Asked whether this suggested a change in the attitude of Chinese authorities towards him, Ai said that he didn’t believe there was a recent shift, and was instead a reflection of his longtime views.
“Although a country or group may disagree with my positions, they at least recognise that I speak sincerely and not for personal gain,” he said.

He described the experience of returning as emotionally significant, especially after 10 years away.
“What I missed most was speaking Chinese,” he said. “For immigrants, the greatest loss is not wealth, loneliness or an unfamiliar lifestyle, but the loss of linguistic exchange.”
Ai’s conflict with the Chinese authorities arose from a series of direct challenges to official narratives. After the 2008 Sichuan earthquake, he launched an investigation into the collapse of school buildings and published the names of over 5,000 children who had died, accusing officials of corruption and cover-up over shoddy construction.
“The kind of authoritarian state we have in China cannot survive if it answers questions – if the truth is revealed, they are finished. So they started to think of me as the most dangerous person in China. That made me become an artist, but also an activist,” he wrote in a 2018 opinion piece for The Guardian.
From exile, Ai continued to make politically engaged work, including the 2020 documentary Coronation, which examined China’s handling of the Covid outbreak, and Cockroach, which focused on the 2019 Hong Kong protests.
He had previously made Human Flow, a film on the global refugee crisis that took him to nearly 20 countries. His 2016 installation Laundromat used clothing left behind by refugees to evoke displacement and loss.
In 2023, the artist had said he would return to China if “they don’t take my personal freedom away, if I can express myself freely, and if they do not put me in jail secretly again”.

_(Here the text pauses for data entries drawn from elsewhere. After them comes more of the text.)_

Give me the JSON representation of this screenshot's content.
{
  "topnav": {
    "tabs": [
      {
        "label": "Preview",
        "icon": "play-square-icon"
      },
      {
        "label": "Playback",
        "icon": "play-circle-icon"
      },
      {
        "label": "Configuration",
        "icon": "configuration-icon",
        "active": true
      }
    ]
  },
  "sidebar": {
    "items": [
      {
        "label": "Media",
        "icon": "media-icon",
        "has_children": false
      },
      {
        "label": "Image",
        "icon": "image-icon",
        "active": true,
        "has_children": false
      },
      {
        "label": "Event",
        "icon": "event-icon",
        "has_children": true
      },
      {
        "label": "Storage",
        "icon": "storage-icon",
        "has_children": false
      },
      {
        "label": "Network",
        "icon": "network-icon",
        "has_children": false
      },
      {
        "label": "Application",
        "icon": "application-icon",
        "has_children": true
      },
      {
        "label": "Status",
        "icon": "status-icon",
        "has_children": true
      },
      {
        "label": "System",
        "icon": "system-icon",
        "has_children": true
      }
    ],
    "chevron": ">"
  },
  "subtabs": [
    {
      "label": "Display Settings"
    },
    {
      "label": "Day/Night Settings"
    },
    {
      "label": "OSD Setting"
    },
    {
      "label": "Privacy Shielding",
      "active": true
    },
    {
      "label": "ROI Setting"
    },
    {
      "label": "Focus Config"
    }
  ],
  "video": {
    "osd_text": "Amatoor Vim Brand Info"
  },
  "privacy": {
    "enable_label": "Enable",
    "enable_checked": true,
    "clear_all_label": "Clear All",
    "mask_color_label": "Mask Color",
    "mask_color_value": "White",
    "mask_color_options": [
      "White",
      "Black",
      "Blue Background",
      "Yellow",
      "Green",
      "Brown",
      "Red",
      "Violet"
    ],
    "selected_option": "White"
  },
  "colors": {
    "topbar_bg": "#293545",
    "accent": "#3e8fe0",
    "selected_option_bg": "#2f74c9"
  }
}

“It’s just about the very basic principles of surviving, so I cannot,” Ai said at a London exhibition in April 2023.
In an interview with The Independent last year, Ai talked about the double standards in the West’s “so-called democracies”.
“You cannot talk about human rights in Russia or China and then apply different rights in the Middle East,” he said. “You’re just using too many double or triple standards. The West has totally lost the moral high ground.”